Le projet porte sur les premiers tours du monde touristiques, une pratique bourgeoise instaurée par l’Occident (mais aussi, plus tardivement, par le Japon) au dernier tiers du XIXe siècle grâce à une une prédominance économique, technologique et politique exercée à l’échelle globale.
Comment ces voyages reflètent et participent à instaurer un nouveau régime de géographicité? Telle est la question principale du projet. Deux hypothèses sont avancées. La première postule que les tours du monde correspondent à une mutation majeure de l’industrie touristique et de l’imaginaire géographique en Occident, ce qui porte, pour la première fois, à appréhender le globe comme une attraction et un lieu dont on peut littéralement faire le tour. La seconde hypothèse est la suivante: l’importance et la prégnance du motif du tour du monde, ainsi que sa diffusion dans la culture populaire, sont largement dues aux dispositifs de simulation plus ou moins immersifs qui permettent de savourer virtuellement une telle expérience.

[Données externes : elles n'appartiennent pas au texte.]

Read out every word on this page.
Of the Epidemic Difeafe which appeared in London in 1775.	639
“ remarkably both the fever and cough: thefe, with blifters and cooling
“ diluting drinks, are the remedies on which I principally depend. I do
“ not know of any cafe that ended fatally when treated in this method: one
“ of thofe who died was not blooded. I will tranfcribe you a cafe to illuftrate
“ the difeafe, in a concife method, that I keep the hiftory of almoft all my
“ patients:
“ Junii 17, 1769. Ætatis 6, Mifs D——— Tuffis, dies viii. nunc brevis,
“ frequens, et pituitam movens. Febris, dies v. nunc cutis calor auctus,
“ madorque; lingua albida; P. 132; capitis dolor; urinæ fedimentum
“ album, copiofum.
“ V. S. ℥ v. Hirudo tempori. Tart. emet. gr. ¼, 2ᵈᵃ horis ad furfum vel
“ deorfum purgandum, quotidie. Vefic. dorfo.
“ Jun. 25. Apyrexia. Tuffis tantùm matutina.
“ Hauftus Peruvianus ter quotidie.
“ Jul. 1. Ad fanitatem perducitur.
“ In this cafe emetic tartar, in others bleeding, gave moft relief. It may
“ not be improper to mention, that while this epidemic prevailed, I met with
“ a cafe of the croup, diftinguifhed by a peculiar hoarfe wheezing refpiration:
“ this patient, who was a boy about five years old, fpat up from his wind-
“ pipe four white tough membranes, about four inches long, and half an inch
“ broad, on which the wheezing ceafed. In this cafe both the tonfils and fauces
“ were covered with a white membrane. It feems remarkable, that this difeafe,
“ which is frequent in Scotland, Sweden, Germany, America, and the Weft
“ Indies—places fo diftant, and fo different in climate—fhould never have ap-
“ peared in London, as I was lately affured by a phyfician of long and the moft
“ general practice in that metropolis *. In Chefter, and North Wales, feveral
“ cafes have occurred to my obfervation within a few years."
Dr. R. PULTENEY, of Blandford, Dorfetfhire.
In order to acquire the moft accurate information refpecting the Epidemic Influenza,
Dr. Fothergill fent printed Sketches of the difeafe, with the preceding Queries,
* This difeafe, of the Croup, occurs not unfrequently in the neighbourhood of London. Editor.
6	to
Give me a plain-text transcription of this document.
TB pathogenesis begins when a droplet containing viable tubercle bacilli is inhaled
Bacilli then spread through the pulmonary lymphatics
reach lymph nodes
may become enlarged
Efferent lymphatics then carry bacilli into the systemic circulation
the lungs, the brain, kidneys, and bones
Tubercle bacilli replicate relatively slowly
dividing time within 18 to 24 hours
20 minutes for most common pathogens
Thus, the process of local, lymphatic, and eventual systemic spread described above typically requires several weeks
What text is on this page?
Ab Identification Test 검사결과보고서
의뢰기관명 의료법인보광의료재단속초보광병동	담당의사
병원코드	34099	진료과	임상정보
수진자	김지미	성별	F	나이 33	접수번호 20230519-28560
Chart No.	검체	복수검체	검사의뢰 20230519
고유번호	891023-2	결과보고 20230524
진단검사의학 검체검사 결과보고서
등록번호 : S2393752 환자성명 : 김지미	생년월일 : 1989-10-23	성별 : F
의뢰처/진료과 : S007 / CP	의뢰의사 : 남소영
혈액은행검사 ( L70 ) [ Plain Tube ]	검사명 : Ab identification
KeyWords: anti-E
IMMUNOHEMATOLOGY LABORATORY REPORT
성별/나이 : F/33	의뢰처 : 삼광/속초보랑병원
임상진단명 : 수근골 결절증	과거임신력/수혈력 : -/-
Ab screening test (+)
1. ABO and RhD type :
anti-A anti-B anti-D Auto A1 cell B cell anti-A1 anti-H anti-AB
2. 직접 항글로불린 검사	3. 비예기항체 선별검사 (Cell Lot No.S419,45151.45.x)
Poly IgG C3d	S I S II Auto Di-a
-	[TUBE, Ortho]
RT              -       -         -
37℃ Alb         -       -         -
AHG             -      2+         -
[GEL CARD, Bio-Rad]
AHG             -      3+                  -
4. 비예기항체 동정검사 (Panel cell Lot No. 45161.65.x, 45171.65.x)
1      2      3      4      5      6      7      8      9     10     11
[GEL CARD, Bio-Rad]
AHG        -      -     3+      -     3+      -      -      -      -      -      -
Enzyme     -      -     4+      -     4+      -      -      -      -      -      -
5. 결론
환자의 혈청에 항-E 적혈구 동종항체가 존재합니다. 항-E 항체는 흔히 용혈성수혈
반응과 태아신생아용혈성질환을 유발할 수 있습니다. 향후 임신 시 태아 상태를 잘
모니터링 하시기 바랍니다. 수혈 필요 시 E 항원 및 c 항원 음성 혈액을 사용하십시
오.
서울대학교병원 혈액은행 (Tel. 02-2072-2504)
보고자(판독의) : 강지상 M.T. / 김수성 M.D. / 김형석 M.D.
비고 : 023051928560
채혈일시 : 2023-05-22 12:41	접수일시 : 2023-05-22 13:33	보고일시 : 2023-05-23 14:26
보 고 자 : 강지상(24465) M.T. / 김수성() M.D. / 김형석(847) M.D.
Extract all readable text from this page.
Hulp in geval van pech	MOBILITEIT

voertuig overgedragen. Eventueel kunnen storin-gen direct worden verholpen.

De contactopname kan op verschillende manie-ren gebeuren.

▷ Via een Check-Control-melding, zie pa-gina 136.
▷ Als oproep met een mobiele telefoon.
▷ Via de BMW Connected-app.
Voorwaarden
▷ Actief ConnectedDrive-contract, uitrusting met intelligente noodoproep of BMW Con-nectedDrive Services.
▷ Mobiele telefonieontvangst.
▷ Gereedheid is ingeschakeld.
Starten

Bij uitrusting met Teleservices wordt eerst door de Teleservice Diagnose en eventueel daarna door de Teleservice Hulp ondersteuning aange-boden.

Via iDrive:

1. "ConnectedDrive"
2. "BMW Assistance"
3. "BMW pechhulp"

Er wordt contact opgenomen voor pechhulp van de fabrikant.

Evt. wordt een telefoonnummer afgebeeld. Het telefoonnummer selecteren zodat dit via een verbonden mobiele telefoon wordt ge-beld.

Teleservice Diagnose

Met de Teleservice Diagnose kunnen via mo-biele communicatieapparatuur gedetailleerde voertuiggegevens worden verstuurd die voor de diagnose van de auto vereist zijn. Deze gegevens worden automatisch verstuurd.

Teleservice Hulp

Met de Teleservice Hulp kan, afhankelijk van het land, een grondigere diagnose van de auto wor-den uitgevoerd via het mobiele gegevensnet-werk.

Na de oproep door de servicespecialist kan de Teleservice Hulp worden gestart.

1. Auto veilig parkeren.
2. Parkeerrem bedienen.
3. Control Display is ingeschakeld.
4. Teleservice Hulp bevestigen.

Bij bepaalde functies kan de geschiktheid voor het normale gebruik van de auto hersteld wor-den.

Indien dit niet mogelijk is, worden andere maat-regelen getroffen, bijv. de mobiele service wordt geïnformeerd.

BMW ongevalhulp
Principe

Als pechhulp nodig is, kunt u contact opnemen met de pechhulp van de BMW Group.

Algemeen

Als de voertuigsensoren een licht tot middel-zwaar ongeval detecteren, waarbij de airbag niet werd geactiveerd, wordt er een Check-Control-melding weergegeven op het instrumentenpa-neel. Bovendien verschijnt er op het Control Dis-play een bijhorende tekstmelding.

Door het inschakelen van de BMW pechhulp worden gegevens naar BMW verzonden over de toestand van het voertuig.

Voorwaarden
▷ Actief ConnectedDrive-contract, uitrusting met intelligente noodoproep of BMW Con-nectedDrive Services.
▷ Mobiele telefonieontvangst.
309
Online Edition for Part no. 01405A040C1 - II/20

Le projet se décline sur plusieurs thèmes, sources et approches qui composent quatre “workpackages” dont le détail se trouve dans ce site web. Une exposition temporaire a été organisée au Musée national suisse en 2025, avec la publication d’un ouvrage collectif qui, au-delà de sa fonction de catalogue muséal, propose pour la première fois une analyse et une synthèse sur ce sujet délaissé par l’historiographie.